A tale that stirs the soul
From rags to riches, Pacquiao's story has captivated the world
Twenty-one years after clambering through the ropes for his first professional fight, Manny Pacquiao will make the long walk to the ring for what could well be the final time tomorrow morning (Singapore time) in Las Vegas.
It will complete one of the most vivid rags-to-riches journeys in a sport that is famous for them, an odyssey which has taken him from a US$20 ($27) purse to a reported US$20 million payday for this weekend's finale against Timothy Bradley Jr.
A lot has changed for Pacquiao (right) since Jan 25 1995 when, as a skinny 16-year-old, he outpointed Edmund Enting Ignacio in a four-round bout before a few hundred spectators on the wild and rugged Philippine island of Mindoro.
Pacquiao travelled to that fight by ferry, buying his own ticket for the three-hour boat ride from Manila for a contest which earned him 1,000 pesos ($29).
"It was very small," Pacquiao recalled, as he prepared for his third and final meeting with Bradley.
"But it was my desire to box. At that time, I boxed because I wanted to help my mother and my family."
Boxing provided the eight-division world champion with an escape from crushing poverty.
"We had no money. I was the breadwinner.
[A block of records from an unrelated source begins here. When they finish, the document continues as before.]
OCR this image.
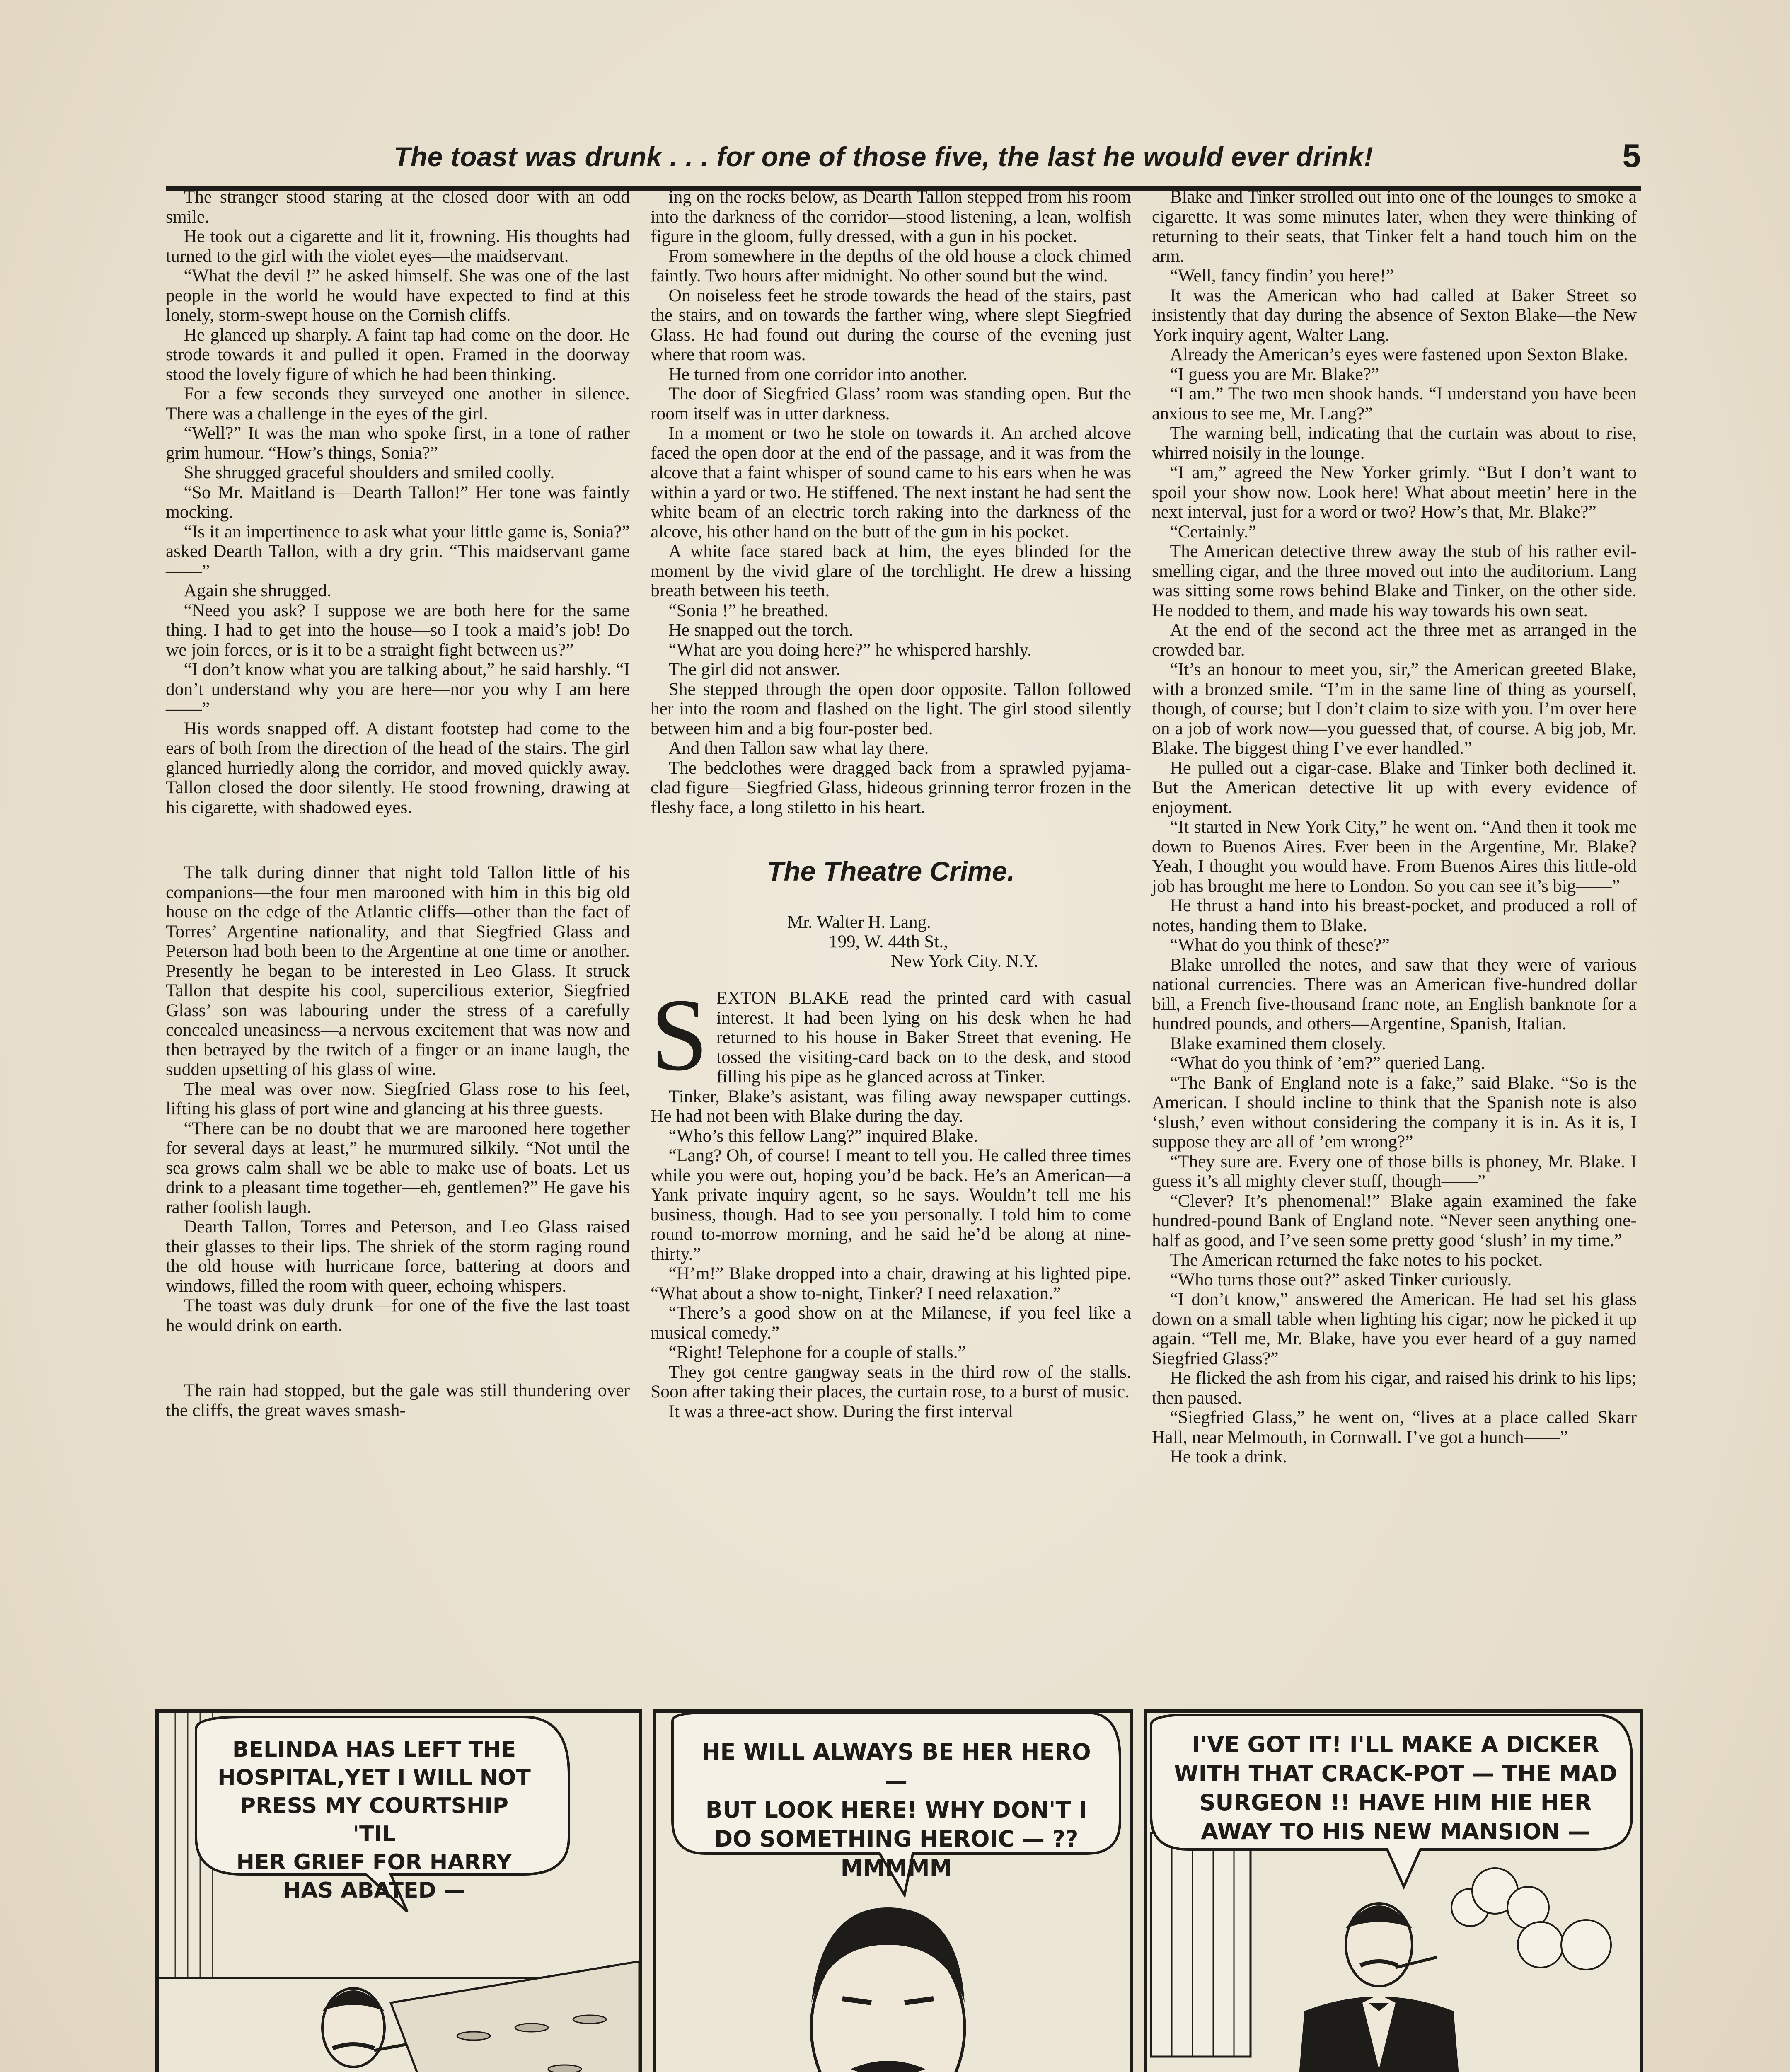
The toast was drunk . . . for one of those five, the last he would ever drink!	5

The stranger stood staring at the closed door with an odd smile.

He took out a cigarette and lit it, frowning. His thoughts had turned to the girl with the violet eyes—the maidservant.

“What the devil !” he asked himself. She was one of the last people in the world he would have expected to find at this lonely, storm-swept house on the Cornish cliffs.

He glanced up sharply. A faint tap had come on the door. He strode towards it and pulled it open. Framed in the doorway stood the lovely figure of which he had been thinking.

For a few seconds they surveyed one another in silence. There was a challenge in the eyes of the girl.

“Well?” It was the man who spoke first, in a tone of rather grim humour. “How’s things, Sonia?”

She shrugged graceful shoulders and smiled coolly.

“So Mr. Maitland is—Dearth Tallon!” Her tone was faintly mocking.

“Is it an impertinence to ask what your little game is, Sonia?” asked Dearth Tallon, with a dry grin. “This maidservant game——”

Again she shrugged.

“Need you ask? I suppose we are both here for the same thing. I had to get into the house—so I took a maid’s job! Do we join forces, or is it to be a straight fight between us?”

“I don’t know what you are talking about,” he said harshly. “I don’t understand why you are here—nor you why I am here——”

His words snapped off. A distant footstep had come to the ears of both from the direction of the head of the stairs. The girl glanced hurriedly along the corridor, and moved quickly away. Tallon closed the door silently. He stood frowning, drawing at his cigarette, with shadowed eyes.

The talk during dinner that night told Tallon little of his companions—the four men marooned with him in this big old house on the edge of the Atlantic cliffs—other than the fact of Torres’ Argentine nationality, and that Siegfried Glass and Peterson had both been to the Argentine at one time or another. Presently he began to be interested in Leo Glass. It struck Tallon that despite his cool, supercilious exterior, Siegfried Glass’ son was labouring under the stress of a carefully concealed uneasiness—a nervous excitement that was now and then betrayed by the twitch of a finger or an inane laugh, the sudden upsetting of his glass of wine.

The meal was over now. Siegfried Glass rose to his feet, lifting his glass of port wine and glancing at his three guests.

“There can be no doubt that we are marooned here together for several days at least,” he murmured silkily. “Not until the sea grows calm shall we be able to make use of boats. Let us drink to a pleasant time together—eh, gentlemen?” He gave his rather foolish laugh.

Dearth Tallon, Torres and Peterson, and Leo Glass raised their glasses to their lips. The shriek of the storm raging round the old house with hurricane force, battering at doors and windows, filled the room with queer, echoing whispers.

The toast was duly drunk—for one of the five the last toast he would drink on earth.

The rain had stopped, but the gale was still thundering over the cliffs, the great waves smash-

ing on the rocks below, as Dearth Tallon stepped from his room into the darkness of the corridor—stood listening, a lean, wolfish figure in the gloom, fully dressed, with a gun in his pocket.

From somewhere in the depths of the old house a clock chimed faintly. Two hours after midnight. No other sound but the wind.

On noiseless feet he strode towards the head of the stairs, past the stairs, and on towards the farther wing, where slept Siegfried Glass. He had found out during the course of the evening just where that room was.

He turned from one corridor into another.

The door of Siegfried Glass’ room was standing open. But the room itself was in utter darkness.

In a moment or two he stole on towards it. An arched alcove faced the open door at the end of the passage, and it was from the alcove that a faint whisper of sound came to his ears when he was within a yard or two. He stiffened. The next instant he had sent the white beam of an electric torch raking into the darkness of the alcove, his other hand on the butt of the gun in his pocket.

A white face stared back at him, the eyes blinded for the moment by the vivid glare of the torchlight. He drew a hissing breath between his teeth.

“Sonia !” he breathed.

He snapped out the torch.

“What are you doing here?” he whispered harshly.

The girl did not answer.

She stepped through the open door opposite. Tallon followed her into the room and flashed on the light. The girl stood silently between him and a big four-poster bed.

And then Tallon saw what lay there.

The bedclothes were dragged back from a sprawled pyjama-clad figure—Siegfried Glass, hideous grinning terror frozen in the fleshy face, a long stiletto in his heart.

The Theatre Crime.
Mr. Walter H. Lang.
199, W. 44th St.,
New York City. N.Y.

SEXTON BLAKE read the printed card with casual interest. It had been lying on his desk when he had returned to his house in Baker Street that evening. He tossed the visiting-card back on to the desk, and stood filling his pipe as he glanced across at Tinker.

Tinker, Blake’s asistant, was filing away newspaper cuttings. He had not been with Blake during the day.

“Who’s this fellow Lang?” inquired Blake.

“Lang? Oh, of course! I meant to tell you. He called three times while you were out, hoping you’d be back. He’s an American—a Yank private inquiry agent, so he says. Wouldn’t tell me his business, though. Had to see you personally. I told him to come round to-morrow morning, and he said he’d be along at nine-thirty.”

“H’m!” Blake dropped into a chair, drawing at his lighted pipe. “What about a show to-night, Tinker? I need relaxation.”

“There’s a good show on at the Milanese, if you feel like a musical comedy.”

“Right! Telephone for a couple of stalls.”

They got centre gangway seats in the third row of the stalls. Soon after taking their places, the curtain rose, to a burst of music.

It was a three-act show. During the first interval

Blake and Tinker strolled out into one of the lounges to smoke a cigarette. It was some minutes later, when they were thinking of returning to their seats, that Tinker felt a hand touch him on the arm.

“Well, fancy findin’ you here!”

It was the American who had called at Baker Street so insistently that day during the absence of Sexton Blake—the New York inquiry agent, Walter Lang.

Already the American’s eyes were fastened upon Sexton Blake.

“I guess you are Mr. Blake?”

“I am.” The two men shook hands. “I understand you have been anxious to see me, Mr. Lang?”

The warning bell, indicating that the curtain was about to rise, whirred noisily in the lounge.

“I am,” agreed the New Yorker grimly. “But I don’t want to spoil your show now. Look here! What about meetin’ here in the next interval, just for a word or two? How’s that, Mr. Blake?”

“Certainly.”

The American detective threw away the stub of his rather evil-smelling cigar, and the three moved out into the auditorium. Lang was sitting some rows behind Blake and Tinker, on the other side. He nodded to them, and made his way towards his own seat.

At the end of the second act the three met as arranged in the crowded bar.

“It’s an honour to meet you, sir,” the American greeted Blake, with a bronzed smile. “I’m in the same line of thing as yourself, though, of course; but I don’t claim to size with you. I’m over here on a job of work now—you guessed that, of course. A big job, Mr. Blake. The biggest thing I’ve ever handled.”

He pulled out a cigar-case. Blake and Tinker both declined it. But the American detective lit up with every evidence of enjoyment.

“It started in New York City,” he went on. “And then it took me down to Buenos Aires. Ever been in the Argentine, Mr. Blake? Yeah, I thought you would have. From Buenos Aires this little-old job has brought me here to London. So you can see it’s big——”

He thrust a hand into his breast-pocket, and produced a roll of notes, handing them to Blake.

“What do you think of these?”

Blake unrolled the notes, and saw that they were of various national currencies. There was an American five-hundred dollar bill, a French five-thousand franc note, an English banknote for a hundred pounds, and others—Argentine, Spanish, Italian.

Blake examined them closely.

“What do you think of ’em?” queried Lang.

“The Bank of England note is a fake,” said Blake. “So is the American. I should incline to think that the Spanish note is also ‘slush,’ even without considering the company it is in. As it is, I suppose they are all of ’em wrong?”

“They sure are. Every one of those bills is phoney, Mr. Blake. I guess it’s all mighty clever stuff, though——”

“Clever? It’s phenomenal!” Blake again examined the fake hundred-pound Bank of England note. “Never seen anything one-half as good, and I’ve seen some pretty good ‘slush’ in my time.”

The American returned the fake notes to his pocket.

“Who turns those out?” asked Tinker curiously.

“I don’t know,” answered the American. He had set his glass down on a small table when lighting his cigar; now he picked it up again. “Tell me, Mr. Blake, have you ever heard of a guy named Siegfried Glass?”

He flicked the ash from his cigar, and raised his drink to his lips; then paused.

“Siegfried Glass,” he went on, “lives at a place called Skarr Hall, near Melmouth, in Cornwall. I’ve got a hunch——”

He took a drink.

BELINDA HAS LEFT THE
HOSPITAL,YET I WILL NOT
PRESS MY COURTSHIP 'TIL
HER GRIEF FOR HARRY
HAS ABATED —
HE WILL ALWAYS BE HER HERO—
BUT LOOK HERE! WHY DON'T I
DO SOMETHING HEROIC — ??
MMMMM
I'VE GOT IT! I'LL MAKE A DICKER
WITH THAT CRACK-POT — THE MAD
SURGEON !! HAVE HIM HIE HER
AWAY TO HIS NEW MANSION —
I helped send my brother to school, I worked at boxing," he said.
"I loved doing it because I was helping my family. When you have nothing, you don't care how hard the work is."
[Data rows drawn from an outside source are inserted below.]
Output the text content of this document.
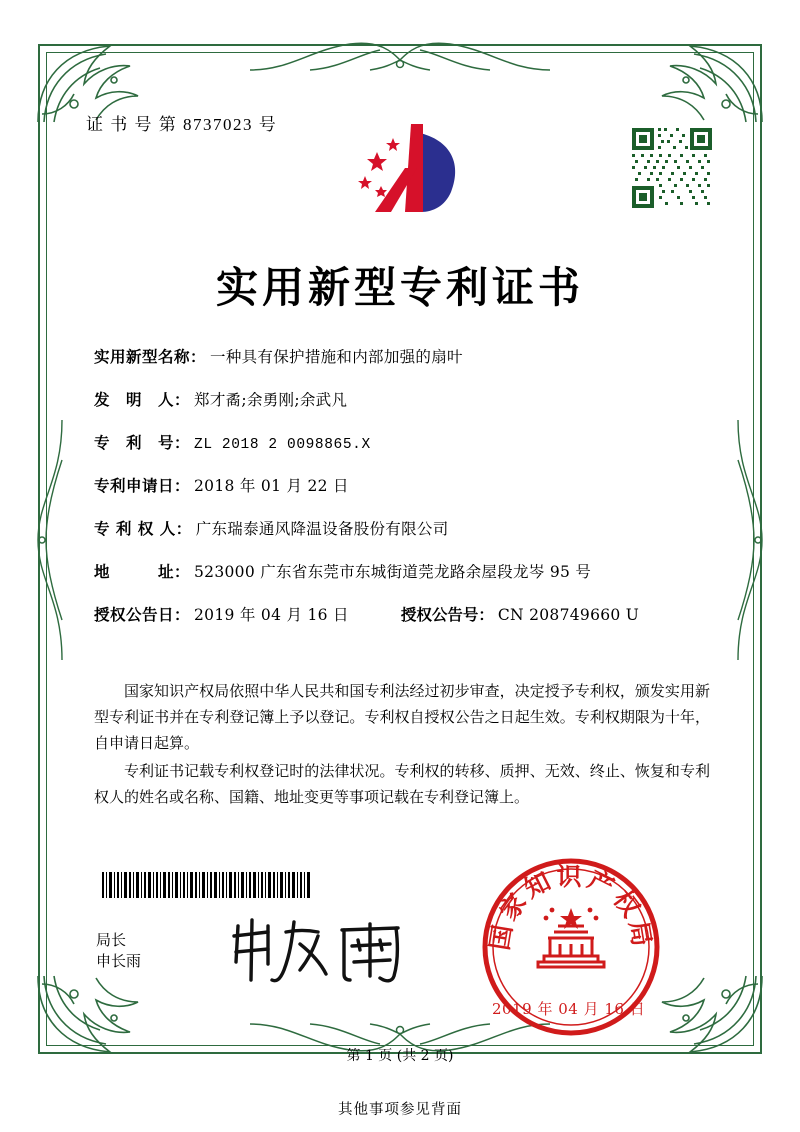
证 书 号 第 8737023 号
实用新型专利证书
实用新型名称： 一种具有保护措施和内部加强的扇叶
发　明　人： 郑才矞;余勇刚;余武凡
专　利　号： ZL 2018 2 0098865.X
专利申请日： 2018 年 01 月 22 日
专 利 权 人： 广东瑞泰通风降温设备股份有限公司
地　　　址： 523000 广东省东莞市东城街道莞龙路余屋段龙岑 95 号
授权公告日： 2019 年 04 月 16 日	授权公告号： CN 208749660 U

国家知识产权局依照中华人民共和国专利法经过初步审查，决定授予专利权，颁发实用新型专利证书并在专利登记簿上予以登记。专利权自授权公告之日起生效。专利权期限为十年，自申请日起算。

专利证书记载专利权登记时的法律状况。专利权的转移、质押、无效、终止、恢复和专利权人的姓名或名称、国籍、地址变更等事项记载在专利登记簿上。

局长
申长雨
国家知识产权局
2019 年 04 月 16 日
第 1 页 (共 2 页)
其他事项参见背面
Since that meagre first purse, Pacquiao's fights have generated an estimated US$500m, swollen by his cut of US$150m from last year's money-spinning "Fight of the Century" against Floyd Mayweather Jr., which ended in defeat.
Pacquiao (57-6-2) will earn another US$20m for the final instalment of his trilogy with Bradley, who stunned the Filipino with a controversial split decision victory in 2012 before losing the rematch two years later.
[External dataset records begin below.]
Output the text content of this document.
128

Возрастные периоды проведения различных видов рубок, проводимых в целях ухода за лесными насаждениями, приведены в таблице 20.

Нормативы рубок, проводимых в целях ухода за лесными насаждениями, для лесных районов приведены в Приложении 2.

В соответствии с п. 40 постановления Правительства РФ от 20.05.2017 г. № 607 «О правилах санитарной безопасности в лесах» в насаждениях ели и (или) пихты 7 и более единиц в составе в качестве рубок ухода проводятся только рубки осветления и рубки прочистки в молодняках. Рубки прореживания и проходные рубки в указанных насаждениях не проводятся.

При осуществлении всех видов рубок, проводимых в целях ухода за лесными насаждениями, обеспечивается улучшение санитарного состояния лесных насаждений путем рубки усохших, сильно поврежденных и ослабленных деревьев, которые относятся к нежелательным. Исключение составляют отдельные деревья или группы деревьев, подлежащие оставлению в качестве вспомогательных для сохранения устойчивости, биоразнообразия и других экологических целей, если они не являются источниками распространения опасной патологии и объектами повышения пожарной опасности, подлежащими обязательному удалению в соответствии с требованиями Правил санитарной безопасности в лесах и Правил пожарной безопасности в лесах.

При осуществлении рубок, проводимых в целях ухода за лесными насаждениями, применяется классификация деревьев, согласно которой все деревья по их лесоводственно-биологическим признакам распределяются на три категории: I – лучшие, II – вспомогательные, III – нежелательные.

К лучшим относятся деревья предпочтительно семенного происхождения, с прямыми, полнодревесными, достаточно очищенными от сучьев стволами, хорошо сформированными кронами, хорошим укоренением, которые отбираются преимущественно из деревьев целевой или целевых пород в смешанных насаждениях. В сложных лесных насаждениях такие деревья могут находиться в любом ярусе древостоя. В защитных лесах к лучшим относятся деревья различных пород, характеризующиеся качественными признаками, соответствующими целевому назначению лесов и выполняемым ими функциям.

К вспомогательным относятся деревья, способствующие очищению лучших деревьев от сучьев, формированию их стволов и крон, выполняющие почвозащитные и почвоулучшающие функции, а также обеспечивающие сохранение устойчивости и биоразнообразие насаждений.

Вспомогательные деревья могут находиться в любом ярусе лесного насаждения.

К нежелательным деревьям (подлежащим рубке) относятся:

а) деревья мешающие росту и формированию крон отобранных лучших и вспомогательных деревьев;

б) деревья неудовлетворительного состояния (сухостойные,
Bob Arum, the legendary 84-year-old promoter, pinpoints Pacquiao's narrative arc as the source of the Filipino's enduring appeal.
"He has just a great story," Arum said.
"A rags-to-riches story. A kid from the streets of the Philippines, lived in a cardboard shack, worked his way up, comes to the United States... Becomes one of the biggest fighters of our time."
Yet, the final phase of Pacquiao's career has been overshadowed by an ugly controversy the devout fighter ignited in February when he asserted that homosexuals were "worse than animals".
Those comments triggered a wave of revulsion and have threatened to leave an indelible stain on Pacquiao's legacy.
Sponsors led by Nike swiftly cut their ties and Pacquiao was reminded of the deep anger caused by his comments earlier this week when he was verbally abused by a man outside a restaurant in Los Angeles.
He insists the controversy has not distracted him from the job in hand and he remains focused on Bradley, and his own burgeoning political career. Pacquiao's determination to help the poor in his homeland has been a central theme of his pursuit of public office.
Both Arum and Pacquiao's trainer Freddie Roach have expressed scepticism that the fighter will stay retired.
"If he wins this fight well, he's going to find a way to continue," said Arum.
"If you've been doing something and doing something well since you were seven or eight years old, it's a tough thing to give up." - AFP.